This week, nearly two hundred people from Kaiser Permanente and the Coalition of Kaiser Permanente Unions met in Manhattan Beach, California. They broke into subgroups to discuss management and union interests for 2015 National Bargaining. The talks, which will determine the future direction of the Labor Management Partnership, went smoothly.
In addition to wages and benefits, 2015 negotiations focus on three topics:
• Total Health and Workplace Safety
• Work of the Future, and
• Operational and Service Excellence in Partnership
“Health care is changing,” said Hal Ruddick, the executive director of the Coalition. “We have a huge new influx of members because of the Affordable Care Act. These new members have different needs and we can meet those needs through the solutions we create bargaining in partnership.” (See bargaining in action in this new slide show).
Planning for tomorrow’s jobs
Equipping frontline workers with the skills and knowledge for tomorrow’s jobs—an essential element in preserving Kaiser Permanente’s competitive edge—is the focus of the Work of the Future subgroup. Participants heard the latest information on how health care, and health care jobs, are evolving.
They also spoke up with their insights and concerns. “When I was younger, I was given opportunities and I ran with it,” said subgroup member Julie Markiewicz, auditor and VP, SEIU Local 49 in Portland, Oregon. “We want to give younger generations the same opportunities.”
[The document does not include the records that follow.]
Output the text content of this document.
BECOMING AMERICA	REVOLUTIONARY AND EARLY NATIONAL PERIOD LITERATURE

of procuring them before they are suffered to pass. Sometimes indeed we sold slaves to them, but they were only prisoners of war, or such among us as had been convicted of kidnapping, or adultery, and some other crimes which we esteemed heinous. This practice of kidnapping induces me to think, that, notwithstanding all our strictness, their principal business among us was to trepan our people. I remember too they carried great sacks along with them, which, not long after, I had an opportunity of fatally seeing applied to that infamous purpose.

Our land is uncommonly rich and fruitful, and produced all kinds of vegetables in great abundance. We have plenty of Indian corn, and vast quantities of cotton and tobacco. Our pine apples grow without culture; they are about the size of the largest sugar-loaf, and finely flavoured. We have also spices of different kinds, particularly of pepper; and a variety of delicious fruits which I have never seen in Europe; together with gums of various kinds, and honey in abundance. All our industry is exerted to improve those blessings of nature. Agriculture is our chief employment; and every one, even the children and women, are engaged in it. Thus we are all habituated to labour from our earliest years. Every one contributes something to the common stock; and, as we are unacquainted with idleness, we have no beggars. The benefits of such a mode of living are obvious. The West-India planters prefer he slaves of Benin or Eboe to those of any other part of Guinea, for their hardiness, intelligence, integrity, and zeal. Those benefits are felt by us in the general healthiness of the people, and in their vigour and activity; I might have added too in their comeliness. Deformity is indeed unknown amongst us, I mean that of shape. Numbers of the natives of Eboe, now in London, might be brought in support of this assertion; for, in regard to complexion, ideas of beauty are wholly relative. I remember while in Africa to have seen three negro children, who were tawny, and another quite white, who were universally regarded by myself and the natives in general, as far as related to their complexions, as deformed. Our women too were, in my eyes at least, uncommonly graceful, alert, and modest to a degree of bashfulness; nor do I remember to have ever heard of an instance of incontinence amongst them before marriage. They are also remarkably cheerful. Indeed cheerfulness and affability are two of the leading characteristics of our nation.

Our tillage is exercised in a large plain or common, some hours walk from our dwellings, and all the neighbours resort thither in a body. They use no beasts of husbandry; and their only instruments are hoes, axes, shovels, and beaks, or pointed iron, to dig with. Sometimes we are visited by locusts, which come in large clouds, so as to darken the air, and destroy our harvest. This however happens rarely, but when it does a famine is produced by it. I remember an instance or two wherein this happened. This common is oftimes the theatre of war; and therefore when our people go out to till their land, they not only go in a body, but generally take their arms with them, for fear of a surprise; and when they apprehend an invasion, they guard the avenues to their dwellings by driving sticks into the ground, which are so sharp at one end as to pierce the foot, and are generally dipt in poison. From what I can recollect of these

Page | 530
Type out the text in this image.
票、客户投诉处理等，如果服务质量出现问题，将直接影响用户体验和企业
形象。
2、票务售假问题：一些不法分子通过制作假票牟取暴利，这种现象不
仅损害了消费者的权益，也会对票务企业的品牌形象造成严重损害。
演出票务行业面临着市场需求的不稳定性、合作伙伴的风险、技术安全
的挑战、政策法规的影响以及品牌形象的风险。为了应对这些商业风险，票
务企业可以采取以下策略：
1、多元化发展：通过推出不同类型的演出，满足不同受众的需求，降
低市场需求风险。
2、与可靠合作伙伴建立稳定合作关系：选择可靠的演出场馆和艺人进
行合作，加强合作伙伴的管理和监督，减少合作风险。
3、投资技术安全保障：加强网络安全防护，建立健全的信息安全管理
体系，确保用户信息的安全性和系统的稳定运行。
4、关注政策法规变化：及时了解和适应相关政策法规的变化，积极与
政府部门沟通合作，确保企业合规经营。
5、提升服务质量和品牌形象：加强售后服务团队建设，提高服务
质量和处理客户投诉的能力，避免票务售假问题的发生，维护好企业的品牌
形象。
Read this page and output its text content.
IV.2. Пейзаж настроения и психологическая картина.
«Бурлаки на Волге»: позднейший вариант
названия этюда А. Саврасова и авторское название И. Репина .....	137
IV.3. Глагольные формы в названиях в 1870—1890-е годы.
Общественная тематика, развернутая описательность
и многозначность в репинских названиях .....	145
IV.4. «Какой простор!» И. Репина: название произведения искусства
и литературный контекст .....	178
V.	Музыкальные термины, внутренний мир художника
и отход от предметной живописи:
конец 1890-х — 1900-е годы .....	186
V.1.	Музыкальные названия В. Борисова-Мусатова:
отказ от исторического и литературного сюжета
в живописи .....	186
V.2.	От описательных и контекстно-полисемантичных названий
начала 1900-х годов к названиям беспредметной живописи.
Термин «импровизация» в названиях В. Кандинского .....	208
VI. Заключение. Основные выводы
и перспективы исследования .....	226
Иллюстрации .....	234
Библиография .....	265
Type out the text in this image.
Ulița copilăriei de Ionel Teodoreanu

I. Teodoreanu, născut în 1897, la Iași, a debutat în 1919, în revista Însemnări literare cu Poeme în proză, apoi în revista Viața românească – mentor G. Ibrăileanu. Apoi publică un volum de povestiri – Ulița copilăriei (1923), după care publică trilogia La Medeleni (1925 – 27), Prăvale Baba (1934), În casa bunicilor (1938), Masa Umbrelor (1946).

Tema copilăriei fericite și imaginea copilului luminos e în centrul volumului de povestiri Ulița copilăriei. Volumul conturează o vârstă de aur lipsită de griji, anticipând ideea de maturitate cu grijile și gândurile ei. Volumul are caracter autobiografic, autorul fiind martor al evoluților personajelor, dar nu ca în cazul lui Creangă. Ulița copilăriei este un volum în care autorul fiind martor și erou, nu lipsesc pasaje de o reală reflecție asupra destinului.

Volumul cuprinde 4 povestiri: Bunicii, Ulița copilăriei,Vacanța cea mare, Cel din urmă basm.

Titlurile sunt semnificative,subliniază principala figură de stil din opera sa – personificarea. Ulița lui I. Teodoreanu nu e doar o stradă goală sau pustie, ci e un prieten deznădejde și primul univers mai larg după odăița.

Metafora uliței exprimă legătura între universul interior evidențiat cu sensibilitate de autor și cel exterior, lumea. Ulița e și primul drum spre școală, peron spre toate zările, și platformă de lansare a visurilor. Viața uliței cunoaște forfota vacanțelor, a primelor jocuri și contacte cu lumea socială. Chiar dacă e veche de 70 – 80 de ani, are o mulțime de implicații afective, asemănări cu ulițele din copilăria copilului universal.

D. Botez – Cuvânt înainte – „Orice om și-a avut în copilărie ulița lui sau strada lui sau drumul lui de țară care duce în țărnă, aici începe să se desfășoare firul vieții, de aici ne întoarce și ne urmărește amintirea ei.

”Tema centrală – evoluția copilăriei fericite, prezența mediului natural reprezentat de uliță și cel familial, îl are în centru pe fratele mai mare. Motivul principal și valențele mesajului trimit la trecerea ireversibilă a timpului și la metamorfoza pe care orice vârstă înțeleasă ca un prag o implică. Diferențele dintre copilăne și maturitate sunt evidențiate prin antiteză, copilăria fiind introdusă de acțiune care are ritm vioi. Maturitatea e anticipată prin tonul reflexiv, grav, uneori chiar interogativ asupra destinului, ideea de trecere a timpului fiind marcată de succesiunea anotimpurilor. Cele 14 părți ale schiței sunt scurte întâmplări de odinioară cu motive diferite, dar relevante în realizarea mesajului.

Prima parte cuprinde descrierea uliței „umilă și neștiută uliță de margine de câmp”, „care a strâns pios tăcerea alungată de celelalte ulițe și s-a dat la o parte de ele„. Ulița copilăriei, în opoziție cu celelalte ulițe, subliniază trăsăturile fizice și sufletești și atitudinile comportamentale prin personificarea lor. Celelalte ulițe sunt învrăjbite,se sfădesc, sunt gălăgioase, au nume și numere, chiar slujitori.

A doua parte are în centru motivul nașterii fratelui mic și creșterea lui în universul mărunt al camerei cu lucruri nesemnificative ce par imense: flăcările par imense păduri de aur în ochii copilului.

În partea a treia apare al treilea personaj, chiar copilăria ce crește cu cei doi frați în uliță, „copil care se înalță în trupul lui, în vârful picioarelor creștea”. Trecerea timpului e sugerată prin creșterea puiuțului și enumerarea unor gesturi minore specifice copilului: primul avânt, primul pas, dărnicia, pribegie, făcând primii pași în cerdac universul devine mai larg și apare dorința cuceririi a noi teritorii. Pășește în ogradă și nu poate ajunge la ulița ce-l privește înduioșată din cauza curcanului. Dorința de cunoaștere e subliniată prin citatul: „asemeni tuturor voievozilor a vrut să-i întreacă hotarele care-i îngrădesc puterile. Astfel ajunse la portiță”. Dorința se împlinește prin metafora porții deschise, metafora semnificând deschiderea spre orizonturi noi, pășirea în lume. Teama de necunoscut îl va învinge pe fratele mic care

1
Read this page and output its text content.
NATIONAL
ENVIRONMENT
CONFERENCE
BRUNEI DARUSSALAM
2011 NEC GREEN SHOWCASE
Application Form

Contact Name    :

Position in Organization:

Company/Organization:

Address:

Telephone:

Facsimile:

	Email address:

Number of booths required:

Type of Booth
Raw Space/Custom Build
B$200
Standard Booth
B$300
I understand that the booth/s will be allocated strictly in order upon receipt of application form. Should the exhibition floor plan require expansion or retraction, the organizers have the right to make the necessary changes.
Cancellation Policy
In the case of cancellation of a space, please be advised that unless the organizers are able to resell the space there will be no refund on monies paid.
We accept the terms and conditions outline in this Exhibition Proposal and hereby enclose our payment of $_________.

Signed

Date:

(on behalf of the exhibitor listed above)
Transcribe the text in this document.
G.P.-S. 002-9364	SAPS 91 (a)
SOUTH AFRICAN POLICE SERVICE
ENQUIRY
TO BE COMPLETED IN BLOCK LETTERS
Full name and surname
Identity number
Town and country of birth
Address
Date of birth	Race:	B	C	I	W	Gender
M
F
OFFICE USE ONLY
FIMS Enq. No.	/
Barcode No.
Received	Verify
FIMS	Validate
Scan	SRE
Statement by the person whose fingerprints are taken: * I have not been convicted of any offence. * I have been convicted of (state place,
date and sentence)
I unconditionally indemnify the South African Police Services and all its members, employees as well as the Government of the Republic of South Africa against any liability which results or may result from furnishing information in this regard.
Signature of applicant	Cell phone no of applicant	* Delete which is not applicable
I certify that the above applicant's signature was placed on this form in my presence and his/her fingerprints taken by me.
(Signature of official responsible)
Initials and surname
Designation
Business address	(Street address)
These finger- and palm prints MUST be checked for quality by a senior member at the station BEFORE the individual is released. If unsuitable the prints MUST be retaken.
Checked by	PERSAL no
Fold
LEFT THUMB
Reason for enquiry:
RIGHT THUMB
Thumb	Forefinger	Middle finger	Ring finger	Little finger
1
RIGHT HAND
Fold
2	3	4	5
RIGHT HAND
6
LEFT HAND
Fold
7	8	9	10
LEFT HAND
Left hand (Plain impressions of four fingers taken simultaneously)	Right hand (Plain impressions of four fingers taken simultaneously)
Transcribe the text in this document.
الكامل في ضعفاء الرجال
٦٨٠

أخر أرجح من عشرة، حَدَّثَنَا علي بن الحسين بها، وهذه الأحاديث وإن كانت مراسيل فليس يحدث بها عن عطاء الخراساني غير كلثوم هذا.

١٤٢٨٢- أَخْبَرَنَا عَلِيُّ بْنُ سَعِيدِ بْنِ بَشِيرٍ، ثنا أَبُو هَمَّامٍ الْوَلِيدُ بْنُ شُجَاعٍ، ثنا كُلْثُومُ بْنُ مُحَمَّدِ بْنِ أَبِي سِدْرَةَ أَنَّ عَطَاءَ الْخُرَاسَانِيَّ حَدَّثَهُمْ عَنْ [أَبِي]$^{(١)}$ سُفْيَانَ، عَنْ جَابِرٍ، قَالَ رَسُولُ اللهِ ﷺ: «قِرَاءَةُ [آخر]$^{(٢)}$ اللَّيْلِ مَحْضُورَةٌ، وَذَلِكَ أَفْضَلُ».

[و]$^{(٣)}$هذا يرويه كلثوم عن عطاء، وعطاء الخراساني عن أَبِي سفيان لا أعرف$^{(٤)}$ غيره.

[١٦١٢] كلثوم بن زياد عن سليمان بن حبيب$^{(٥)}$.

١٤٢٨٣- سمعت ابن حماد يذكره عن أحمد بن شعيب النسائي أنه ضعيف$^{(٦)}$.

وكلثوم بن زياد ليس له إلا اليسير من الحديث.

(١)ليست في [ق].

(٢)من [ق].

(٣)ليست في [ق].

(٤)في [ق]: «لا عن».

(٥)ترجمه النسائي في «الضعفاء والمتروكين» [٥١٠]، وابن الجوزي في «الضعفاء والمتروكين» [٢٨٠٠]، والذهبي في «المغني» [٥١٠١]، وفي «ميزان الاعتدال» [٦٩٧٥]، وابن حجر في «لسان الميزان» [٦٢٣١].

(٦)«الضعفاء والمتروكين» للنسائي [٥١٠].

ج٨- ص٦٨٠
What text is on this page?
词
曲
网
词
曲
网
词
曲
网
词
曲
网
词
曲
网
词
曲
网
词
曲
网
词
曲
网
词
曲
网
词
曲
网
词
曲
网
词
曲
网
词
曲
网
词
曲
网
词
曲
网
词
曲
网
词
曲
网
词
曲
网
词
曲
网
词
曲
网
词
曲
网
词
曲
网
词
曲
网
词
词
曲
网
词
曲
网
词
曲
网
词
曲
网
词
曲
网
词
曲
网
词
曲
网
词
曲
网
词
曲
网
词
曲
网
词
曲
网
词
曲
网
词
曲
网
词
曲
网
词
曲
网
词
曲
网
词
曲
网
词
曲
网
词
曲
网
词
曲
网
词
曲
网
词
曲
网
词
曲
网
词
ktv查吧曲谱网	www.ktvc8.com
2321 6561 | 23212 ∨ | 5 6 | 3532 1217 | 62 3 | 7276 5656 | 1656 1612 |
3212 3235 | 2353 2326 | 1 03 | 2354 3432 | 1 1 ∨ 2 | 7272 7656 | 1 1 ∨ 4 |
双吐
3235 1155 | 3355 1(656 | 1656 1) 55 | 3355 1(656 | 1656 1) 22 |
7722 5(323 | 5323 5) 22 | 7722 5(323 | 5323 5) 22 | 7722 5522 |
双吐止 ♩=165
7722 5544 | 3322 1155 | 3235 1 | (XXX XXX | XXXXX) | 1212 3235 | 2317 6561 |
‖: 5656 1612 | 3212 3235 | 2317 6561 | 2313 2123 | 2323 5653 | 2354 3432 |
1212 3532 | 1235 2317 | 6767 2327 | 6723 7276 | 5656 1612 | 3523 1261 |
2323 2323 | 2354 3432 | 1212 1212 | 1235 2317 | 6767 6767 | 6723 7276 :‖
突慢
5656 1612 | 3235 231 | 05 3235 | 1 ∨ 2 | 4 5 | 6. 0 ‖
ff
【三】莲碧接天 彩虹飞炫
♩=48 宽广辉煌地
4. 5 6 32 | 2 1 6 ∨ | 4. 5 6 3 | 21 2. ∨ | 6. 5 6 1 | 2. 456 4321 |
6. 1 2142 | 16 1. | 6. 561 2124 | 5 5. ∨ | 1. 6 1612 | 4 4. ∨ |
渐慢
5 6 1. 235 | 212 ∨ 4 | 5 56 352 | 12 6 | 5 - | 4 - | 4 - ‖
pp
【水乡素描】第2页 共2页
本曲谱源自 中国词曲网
Zeth Ajemian, the director of Workforce Planning and Development for Southern California and Hawaii, said that flexibility, foresight and planning are essential to developing a workforce that is ready for coming changes in the health care industry.
“To prepare our workforce for the future, we need to align staffing with current care delivery transformation, innovation and new technologies that meet the evolving needs of our members,” he said in the subgroup. “A portion or all of an employee’s work will change and their skills, training and experience will need to change to fit that job.”
Meeting patients’ needs
Leveraging technology to meet the emerging needs of our patients will be another key issue for the bargaining team, said Dennis Dabney, senior vice president of Labor Relations and the Labor Management Partnership.
“We need to decide how we bring that new technology into our work environment,” he said. “We need to react more to what our patients want, rather than what we want to give them.”
Whatever innovations are designed and implemented in the future, frontline workers need to be engaged from the start, say union partners.
The next National Bargaining session will take place from April 28 – 30.